Chief Justice of the Gujarat High Court
- In office 13 February 2016 – 1 November 2018
- Nominated by: T. S. Thakur
- Appointed by: Ram Nath Kovind

Judge of the Andhra Pradesh High Court
- In office 2 December 2002 – 12 February 2016
- Nominated by: Gopal Ballav Pattanaik
- Appointed by: A. P. J. Abdul Kalam

Personal details
- Born: 5 January 1957 (age 69) Kamaram Village, Shankarampet(R) Mandal, Medak District, Telangana
- Alma mater: Osmania University

= Ramayyagari Subhash Reddy =

Indian judge (born 1957)

Ramayyagari Subhash Reddy is a retired judge of the Supreme Court of India. He also served as chief justice of the Gujarat High Court and judge of the Andhra Pradesh High Court.

== Career ==
Reddy was born on 5 January 1957. He was enrolled as an advocate on 30 October 1980 and practiced at tribunals, civil and other courts, including the Andhra Pradesh High Court and the Supreme Court in civil, criminal, constitutional, revenue, taxation, labour, company and service matters in both original and appellate jurisdiction.
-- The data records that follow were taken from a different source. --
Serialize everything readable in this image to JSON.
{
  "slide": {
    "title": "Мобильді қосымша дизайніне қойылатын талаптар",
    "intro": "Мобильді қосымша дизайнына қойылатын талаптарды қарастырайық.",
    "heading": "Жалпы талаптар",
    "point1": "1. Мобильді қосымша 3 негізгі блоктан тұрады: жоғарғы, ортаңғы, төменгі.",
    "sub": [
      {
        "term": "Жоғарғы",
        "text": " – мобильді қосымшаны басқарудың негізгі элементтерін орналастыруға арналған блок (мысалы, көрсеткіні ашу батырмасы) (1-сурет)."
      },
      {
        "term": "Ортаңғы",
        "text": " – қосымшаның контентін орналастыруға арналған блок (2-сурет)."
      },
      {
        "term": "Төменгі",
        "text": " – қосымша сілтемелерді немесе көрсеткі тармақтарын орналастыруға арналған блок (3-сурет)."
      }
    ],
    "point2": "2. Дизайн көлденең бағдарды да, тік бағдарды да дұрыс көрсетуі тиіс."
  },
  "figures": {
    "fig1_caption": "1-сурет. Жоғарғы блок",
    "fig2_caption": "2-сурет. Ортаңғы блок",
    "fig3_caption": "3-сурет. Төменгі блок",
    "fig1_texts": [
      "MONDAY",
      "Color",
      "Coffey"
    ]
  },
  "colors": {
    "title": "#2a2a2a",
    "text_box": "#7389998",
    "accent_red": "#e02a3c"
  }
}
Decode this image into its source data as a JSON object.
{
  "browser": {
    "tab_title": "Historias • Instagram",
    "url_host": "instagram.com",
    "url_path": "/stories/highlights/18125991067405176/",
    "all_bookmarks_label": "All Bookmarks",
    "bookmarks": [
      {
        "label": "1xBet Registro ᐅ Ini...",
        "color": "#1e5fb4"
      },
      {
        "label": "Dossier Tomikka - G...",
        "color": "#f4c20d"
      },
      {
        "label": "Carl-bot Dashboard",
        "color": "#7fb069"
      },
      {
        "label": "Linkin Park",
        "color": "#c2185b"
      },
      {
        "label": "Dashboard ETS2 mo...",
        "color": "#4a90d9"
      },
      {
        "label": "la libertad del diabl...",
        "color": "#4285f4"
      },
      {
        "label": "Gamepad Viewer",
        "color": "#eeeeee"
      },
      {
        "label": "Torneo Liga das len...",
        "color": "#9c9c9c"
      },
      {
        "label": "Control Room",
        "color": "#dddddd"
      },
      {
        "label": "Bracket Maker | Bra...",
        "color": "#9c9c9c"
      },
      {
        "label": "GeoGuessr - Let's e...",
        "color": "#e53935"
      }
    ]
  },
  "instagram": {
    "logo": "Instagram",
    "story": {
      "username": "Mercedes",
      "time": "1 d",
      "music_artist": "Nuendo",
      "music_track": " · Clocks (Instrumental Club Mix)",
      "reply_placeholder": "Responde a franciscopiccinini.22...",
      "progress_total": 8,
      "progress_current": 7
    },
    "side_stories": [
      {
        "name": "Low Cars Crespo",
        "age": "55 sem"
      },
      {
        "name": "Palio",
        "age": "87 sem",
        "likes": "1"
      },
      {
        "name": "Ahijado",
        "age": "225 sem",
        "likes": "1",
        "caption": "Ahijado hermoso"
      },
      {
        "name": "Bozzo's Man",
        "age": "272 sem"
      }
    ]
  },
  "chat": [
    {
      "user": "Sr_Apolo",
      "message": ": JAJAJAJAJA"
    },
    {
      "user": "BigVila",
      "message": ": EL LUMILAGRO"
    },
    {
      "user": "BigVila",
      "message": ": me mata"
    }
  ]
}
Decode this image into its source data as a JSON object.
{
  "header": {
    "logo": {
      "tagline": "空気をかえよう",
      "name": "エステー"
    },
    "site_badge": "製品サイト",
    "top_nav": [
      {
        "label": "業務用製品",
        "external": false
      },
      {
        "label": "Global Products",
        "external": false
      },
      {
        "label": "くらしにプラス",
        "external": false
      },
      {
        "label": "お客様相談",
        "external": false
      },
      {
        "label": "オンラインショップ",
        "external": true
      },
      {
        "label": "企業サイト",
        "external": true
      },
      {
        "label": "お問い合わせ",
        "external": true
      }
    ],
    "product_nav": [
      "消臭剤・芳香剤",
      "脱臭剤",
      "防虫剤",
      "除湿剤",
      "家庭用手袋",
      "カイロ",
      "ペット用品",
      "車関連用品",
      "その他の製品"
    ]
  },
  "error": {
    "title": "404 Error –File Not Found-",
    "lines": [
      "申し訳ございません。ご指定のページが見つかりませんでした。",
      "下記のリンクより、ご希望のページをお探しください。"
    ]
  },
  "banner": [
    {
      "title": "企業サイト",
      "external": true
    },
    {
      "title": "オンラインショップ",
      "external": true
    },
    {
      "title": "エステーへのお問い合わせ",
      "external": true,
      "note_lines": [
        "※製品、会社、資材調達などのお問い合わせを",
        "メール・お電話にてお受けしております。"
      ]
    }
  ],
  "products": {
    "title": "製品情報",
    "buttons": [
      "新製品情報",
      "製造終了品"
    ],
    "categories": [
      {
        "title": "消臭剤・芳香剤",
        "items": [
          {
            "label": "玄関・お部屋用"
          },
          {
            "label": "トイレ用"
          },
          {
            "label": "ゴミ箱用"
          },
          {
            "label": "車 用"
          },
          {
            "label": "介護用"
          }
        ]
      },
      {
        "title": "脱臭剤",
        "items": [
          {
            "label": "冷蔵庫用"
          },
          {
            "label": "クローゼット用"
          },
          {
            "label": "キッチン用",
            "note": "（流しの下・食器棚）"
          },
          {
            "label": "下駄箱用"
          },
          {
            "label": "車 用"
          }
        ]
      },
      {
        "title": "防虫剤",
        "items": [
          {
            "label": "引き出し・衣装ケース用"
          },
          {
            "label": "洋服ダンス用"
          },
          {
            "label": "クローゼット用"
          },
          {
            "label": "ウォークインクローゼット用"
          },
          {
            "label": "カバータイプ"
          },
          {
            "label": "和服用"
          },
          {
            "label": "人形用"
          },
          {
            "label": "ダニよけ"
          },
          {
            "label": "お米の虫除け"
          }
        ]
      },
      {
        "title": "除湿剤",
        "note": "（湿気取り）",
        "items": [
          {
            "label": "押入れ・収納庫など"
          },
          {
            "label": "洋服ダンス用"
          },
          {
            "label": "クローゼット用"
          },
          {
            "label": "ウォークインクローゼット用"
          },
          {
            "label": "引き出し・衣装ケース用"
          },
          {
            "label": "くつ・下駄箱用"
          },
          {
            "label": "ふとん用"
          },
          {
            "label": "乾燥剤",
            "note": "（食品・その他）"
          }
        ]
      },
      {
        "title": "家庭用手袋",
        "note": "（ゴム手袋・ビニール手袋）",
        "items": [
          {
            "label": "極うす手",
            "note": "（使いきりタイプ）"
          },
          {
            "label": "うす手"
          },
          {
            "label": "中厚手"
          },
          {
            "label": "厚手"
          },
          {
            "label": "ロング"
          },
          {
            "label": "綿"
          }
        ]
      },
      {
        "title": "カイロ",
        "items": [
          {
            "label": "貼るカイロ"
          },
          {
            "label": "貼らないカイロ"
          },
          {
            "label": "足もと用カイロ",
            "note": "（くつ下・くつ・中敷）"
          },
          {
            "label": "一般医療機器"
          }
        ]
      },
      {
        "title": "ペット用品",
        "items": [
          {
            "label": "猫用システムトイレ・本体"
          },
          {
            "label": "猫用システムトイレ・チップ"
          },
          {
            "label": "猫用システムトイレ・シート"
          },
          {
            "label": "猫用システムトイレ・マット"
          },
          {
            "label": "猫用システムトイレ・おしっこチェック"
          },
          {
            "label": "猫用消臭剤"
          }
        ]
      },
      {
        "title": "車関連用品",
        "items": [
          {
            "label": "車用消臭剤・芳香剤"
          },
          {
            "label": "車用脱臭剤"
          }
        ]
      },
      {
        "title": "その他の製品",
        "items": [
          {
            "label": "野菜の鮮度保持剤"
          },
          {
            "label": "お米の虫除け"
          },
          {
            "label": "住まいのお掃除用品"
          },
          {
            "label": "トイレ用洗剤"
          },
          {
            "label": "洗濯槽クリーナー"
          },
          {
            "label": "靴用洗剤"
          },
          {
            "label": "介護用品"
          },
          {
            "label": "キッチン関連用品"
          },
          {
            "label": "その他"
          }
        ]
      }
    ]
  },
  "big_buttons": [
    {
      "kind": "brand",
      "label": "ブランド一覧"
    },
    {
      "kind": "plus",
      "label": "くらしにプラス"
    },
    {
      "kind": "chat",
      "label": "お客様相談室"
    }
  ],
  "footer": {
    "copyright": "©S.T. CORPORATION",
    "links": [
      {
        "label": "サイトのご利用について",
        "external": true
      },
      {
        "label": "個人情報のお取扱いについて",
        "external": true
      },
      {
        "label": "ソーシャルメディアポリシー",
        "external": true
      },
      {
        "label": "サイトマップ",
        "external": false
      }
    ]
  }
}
His field of specialization is constitutional law. He was appointed an additional judge of the Andhra Pradesh High Court on 2 December 2002 and as permanent judge on 24 June 2004. He was appointed chief justice of the Gujarat High Court on 13 February 2016. He was appointed as a judge of the Supreme Court of India on 2 November 2018. He retired on 4 January 2022.